Politics By the Numbers: Call the candidate’s bluff, coax specifics
By Matt Baron
Have you ever witnessed a political race that wasn’t plastered with every number imaginable—and even some numbers that border on the unimaginable?
Me neither.
Now in the midst of covering three communities that are all in the throes of political transition, I am inundated with numbers to the left, right and even moderate center.
Only a scant minority of those figures will ever make it into a story. And when they do, they need to relate back to people in some fashion. It’s not enough to refer to the property tax rate, or gang crime, or economic growth, or cutting programs for senior citizens.
What does the tax rate mean to the average Joe? What is the impact of gang crime, economic growth or the elimination of certain programs on your readers?
Beyond that overriding principle, it’s imperative to coax specifics out of candidates and their mouthpieces, and to do it early and often. Pay close attention not only to the content of their responses, but the manner in which they respond. Are they forthcoming, or are they evasive? The answer to that question will help guide you on how much weight or credibility to give either side.

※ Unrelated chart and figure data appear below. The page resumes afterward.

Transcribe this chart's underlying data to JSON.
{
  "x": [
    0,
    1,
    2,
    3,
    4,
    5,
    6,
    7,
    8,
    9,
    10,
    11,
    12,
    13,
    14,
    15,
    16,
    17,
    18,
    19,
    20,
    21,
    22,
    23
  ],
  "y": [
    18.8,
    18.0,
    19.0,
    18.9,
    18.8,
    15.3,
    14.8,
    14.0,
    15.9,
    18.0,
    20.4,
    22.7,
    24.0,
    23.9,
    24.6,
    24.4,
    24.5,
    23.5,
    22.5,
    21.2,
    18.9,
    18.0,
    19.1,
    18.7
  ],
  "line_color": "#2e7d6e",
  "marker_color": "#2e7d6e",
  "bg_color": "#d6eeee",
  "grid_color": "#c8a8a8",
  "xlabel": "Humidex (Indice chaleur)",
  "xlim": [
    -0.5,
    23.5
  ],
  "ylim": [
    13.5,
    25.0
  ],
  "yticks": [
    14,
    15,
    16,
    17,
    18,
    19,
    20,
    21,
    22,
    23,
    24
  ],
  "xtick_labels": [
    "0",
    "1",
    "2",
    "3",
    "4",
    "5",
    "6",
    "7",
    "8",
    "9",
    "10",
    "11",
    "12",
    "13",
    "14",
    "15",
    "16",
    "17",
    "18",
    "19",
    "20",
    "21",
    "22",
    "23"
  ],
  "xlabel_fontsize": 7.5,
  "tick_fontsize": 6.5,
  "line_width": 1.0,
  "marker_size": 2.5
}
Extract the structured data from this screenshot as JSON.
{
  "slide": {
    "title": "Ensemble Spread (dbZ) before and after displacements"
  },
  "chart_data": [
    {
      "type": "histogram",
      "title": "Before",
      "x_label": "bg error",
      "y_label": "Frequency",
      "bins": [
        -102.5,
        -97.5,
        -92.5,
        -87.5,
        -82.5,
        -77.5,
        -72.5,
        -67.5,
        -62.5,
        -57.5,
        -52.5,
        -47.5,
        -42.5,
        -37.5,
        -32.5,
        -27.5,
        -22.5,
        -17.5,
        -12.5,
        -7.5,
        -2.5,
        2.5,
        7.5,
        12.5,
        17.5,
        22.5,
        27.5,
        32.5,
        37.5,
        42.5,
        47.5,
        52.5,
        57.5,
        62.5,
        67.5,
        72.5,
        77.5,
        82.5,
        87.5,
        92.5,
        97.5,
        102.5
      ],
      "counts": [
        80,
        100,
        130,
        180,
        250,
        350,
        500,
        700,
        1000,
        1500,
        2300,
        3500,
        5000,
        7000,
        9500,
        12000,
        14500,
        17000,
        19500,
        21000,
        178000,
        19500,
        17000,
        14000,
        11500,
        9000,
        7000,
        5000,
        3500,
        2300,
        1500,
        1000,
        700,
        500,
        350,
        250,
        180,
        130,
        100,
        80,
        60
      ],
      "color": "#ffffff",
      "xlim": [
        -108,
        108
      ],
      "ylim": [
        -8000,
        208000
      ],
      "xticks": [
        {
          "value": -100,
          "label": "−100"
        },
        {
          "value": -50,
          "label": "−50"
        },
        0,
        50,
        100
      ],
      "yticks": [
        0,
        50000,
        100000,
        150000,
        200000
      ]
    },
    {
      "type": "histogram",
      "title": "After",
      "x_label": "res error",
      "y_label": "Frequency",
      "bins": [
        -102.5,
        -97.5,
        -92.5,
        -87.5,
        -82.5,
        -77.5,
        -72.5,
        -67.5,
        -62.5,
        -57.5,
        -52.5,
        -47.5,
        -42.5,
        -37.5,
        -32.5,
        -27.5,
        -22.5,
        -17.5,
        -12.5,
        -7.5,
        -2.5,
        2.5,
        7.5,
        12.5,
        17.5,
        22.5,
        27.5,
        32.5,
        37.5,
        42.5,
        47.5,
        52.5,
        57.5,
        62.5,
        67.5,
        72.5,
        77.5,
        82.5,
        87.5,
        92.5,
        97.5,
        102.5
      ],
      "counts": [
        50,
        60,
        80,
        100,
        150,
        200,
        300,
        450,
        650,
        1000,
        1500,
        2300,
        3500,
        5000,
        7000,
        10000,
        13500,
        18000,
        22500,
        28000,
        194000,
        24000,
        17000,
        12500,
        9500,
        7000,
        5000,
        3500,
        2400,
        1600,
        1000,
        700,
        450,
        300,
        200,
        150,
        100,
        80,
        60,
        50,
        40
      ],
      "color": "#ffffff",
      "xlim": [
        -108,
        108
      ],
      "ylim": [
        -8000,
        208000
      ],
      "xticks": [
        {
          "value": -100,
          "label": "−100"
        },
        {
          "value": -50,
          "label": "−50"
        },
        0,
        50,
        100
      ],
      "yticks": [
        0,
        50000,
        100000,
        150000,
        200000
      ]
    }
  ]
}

By the way, candidates are fond of talking about tax rates. Be sure to convert those rates into dollars—higher property values trigger larger tax bills—so that you relate the issue back to that often-overlooked entity known as people.
Common Sense Test
Last month, during a Go Figure seminar, I posed the following question during the “Golympics” game as three teams pitted their statistical wits against one another. For the first time in about a dozen such games over the past three years, someone gave the correct answer on the first try. Now you take a shot at it:
On election eve in mid-April, the mayor releases statistics showing that sales tax revenue for his community grew 8 percent in March over the previous month. He touts the news as proof that his economic policies are helping turn the local economy around. What fact, which the mayor does not mention, would you want to include in a story? (The answer is at the end of the column.)
Debunking an Oscar Myth
A recent article in the New Yorker gets my Academy Award for Truth in Oscar-Related Numerical Reporting.
Writer Daniel Radosh skewers the silly mantra, repeated over the past 20-plus years, that the Oscars are watched by a billion people. Radosh lays out the calculations in simple detail. Last year, 43.5 million people in the United States watched the show. Noting that number is about 15 percent of the country’s population, Radosh allows that extrapolating the proportion to the global population (about 6.3 billion) would bring the viewing audience to nearly one billion.
Except there are some more-than-slight problems, such as language barriers and limited satellite and cable broadcasting audiences in many of the 150 countries where the show is beamed.
“If one uses some generous estimates (is it possible for every man, woman, and child in Russia to get to a TV?), the total potential audience for the Oscars is around two billion,” Radosh writes.
“Fifteen percent of two billion is only three hundred million. Few other countries track television audiences the way the United States does, so solid data are hard to come by, but the evidence isn’t promising. For instance, of the 715 million Chinese who could have tuned in last year, only one percent did.”
Alas, he quotes a source who offers an estimate of Oscar viewership at “several hundred million.” You may recall last month’s “Go Figure” diatribe on the perils of “several,” a fudge figure that typically ranges from three to nine.
ANSWER: Leap years aside, March has 10 percent more days than the month before (February), so the 8-percent “increase” means that sales tax revenue actually declines, based on a daily average.
A story in the late 1990s, reporting month-to-month revenue changes from Illinois riverboat casinos, actually made the gaffe of touting an increase in March, compared to February. Beyond the absence of common sense, the comparison also ignored the more apt practice of comparing results on a year-to-year basis (for instance, comparing March 2005 with March 2004).